If Colorado voters won't reverse their decision to create the world's most permissive marijuana environment, the Colorado Legislature should at least make the system work as promised.

Legal marijuana sales were supposed to generate big money for schools and snuff out the untaxed black market. Each promise has disappointed. Last year's taxes on pot generated little more than half what the governor's office anticipated. Meanwhile, the black market flourishes. Rather than paying for anti-drug education, marijuana sales taxes are funding commercials that encourage "safe" use of the drug.

Though commercialized recreational sales are creating a litany of challenges, the effort to regulate and tax marijuana like alcohol is undermined by the mostly farcical storefront medical marijuana trade.

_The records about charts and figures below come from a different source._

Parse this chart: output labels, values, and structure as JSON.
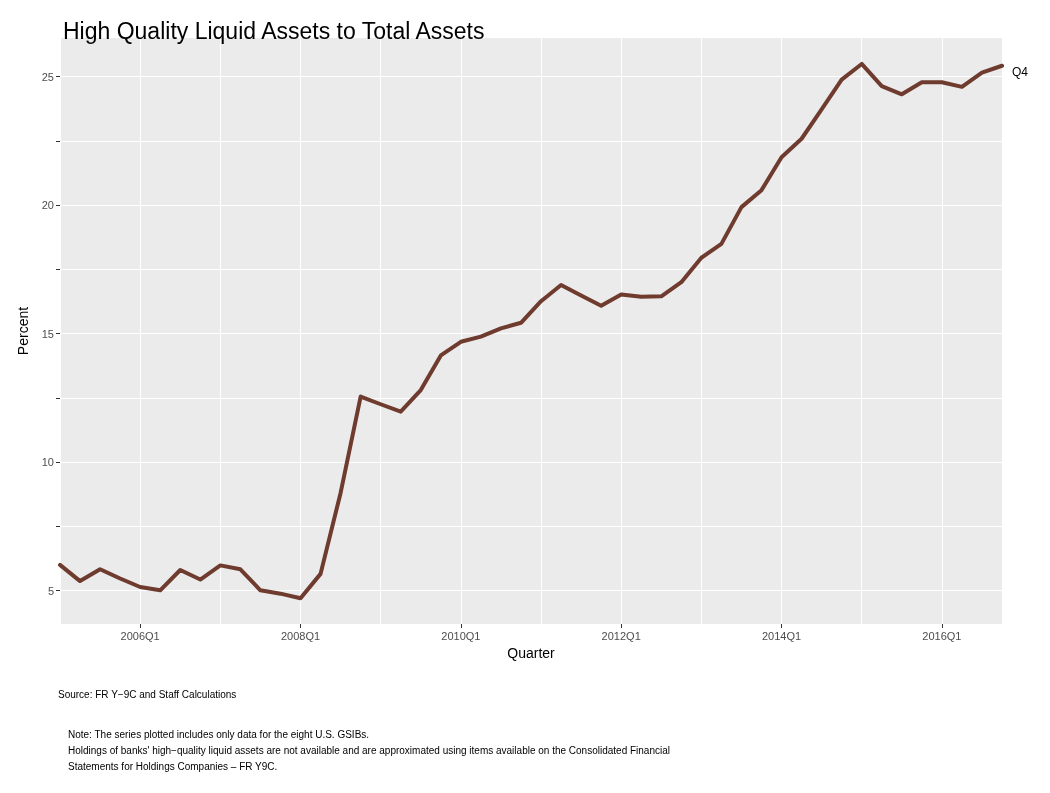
{
  "chart_data": {
    "type": "line",
    "title": "High Quality Liquid Assets to Total Assets",
    "xlabel": "Quarter",
    "ylabel": "Percent",
    "categories": [
      null,
      null,
      null,
      null,
      "2006Q1",
      null,
      null,
      null,
      null,
      null,
      null,
      null,
      "2008Q1",
      null,
      null,
      null,
      null,
      null,
      null,
      null,
      "2010Q1",
      null,
      null,
      null,
      null,
      null,
      null,
      null,
      "2012Q1",
      null,
      null,
      null,
      null,
      null,
      null,
      null,
      "2014Q1",
      null,
      null,
      null,
      null,
      null,
      null,
      null,
      "2016Q1",
      null,
      null,
      null
    ],
    "series": [
      {
        "color": "#6e3b2e",
        "values": [
          6.0,
          5.37,
          5.83,
          5.47,
          5.14,
          5.01,
          5.8,
          5.43,
          5.98,
          5.83,
          5.01,
          4.88,
          4.7,
          5.65,
          8.8,
          12.55,
          12.25,
          11.96,
          12.8,
          14.15,
          14.68,
          14.88,
          15.2,
          15.42,
          16.26,
          16.89,
          16.48,
          16.08,
          16.52,
          16.43,
          16.45,
          17.0,
          17.95,
          18.49,
          19.92,
          20.58,
          21.86,
          22.58,
          23.72,
          24.88,
          25.49,
          24.63,
          24.31,
          24.78,
          24.78,
          24.6,
          25.15,
          25.42
        ]
      }
    ],
    "ylim": [
      3.7,
      26.5
    ],
    "yticks": [
      5,
      {
        "value": 7.5,
        "label": null
      },
      10,
      {
        "value": 12.5,
        "label": null
      },
      15,
      {
        "value": 17.5,
        "label": null
      },
      20,
      {
        "value": 22.5,
        "label": null
      },
      25
    ],
    "grid": true,
    "marker": "none",
    "line_style": "solid",
    "annotations": [
      "Q4",
      "Source: FR Y−9C and Staff Calculations",
      "Note: The series plotted includes only data for the eight U.S. GSIBs.",
      "Holdings of banks' high−quality liquid assets are not available and are approximated using items available on the Consolidated Financial Statements for Holdings Companies – FR Y9C."
    ]
  }
}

A state review of the medical marijuana code found substantial differences in the way medical and recreational sales are regulated and recommended reconciling the two. Regulators, the report stated, "must enforce two sets of standards on what amounts to a single industry."

Regular pot users who live in Colorado have found an easy way around the nearly 30 percent tax charged on recreational transactions. They pay a doctor - typically one who specializes in marijuana referrals - to write a note recommending the drug for pain or another medical claim. Then they proceed to buy "medical" marijuana, a substance identical to recreational pot, which is taxed at less than 3 percent. The savings in taxes alone is substantial. Throw in the savings that result from lax regulation and there's no reason anyone but tourists would routinely buy marijuana at a recreational store.

Those who aren't 18, the legal age for a license to buy medical pot, can easily buy the "medical" variety from people who buy and resell it. Even at a dealer's markup, the price for black market medical pot typically undermines the high-tax recreational variety. That creates incentive for pot users of all ages to patronize outlaw resellers.

Last year, the Marijuana Policy Group told CNN that only 60 percent of people buying pot in Colorado were doing so legally. The remainder were doing business with dealers who do nothing to support schools and other aspects of government.

"Some are likely procuring it under the table from medical marijuana patients who buy it on the up-and-up and then resell it illegally - depriving the state of tax revenue," CNN reported. "Plus, any Coloradan over 21 can grow up to six plants for personal use. If they are selling it on the black market, that's even more tax revenue the state's missing out on."

The Colorado Legislature is working to improve marijuana regulations. It should subject medical marijuana to the same "seed-to-sale" monitoring attached to production and sales of recreational pot. Legislators should also require tests for potency, homogeneity and contaminants that are required of recreational plants. And while they're at it, they should up the standards for obtaining a physician's recommendation and state license for the purchase of medical marijuana.

We can't have the system voters thought they approved if it must parallel an anything-goes "medical" trade that undermines efforts to tax and regulate. It's bad enough that Colorado has embarked on a recreational drug experiment with negative ramifications for youths. Let's not continue undermining any chance of constructive gain.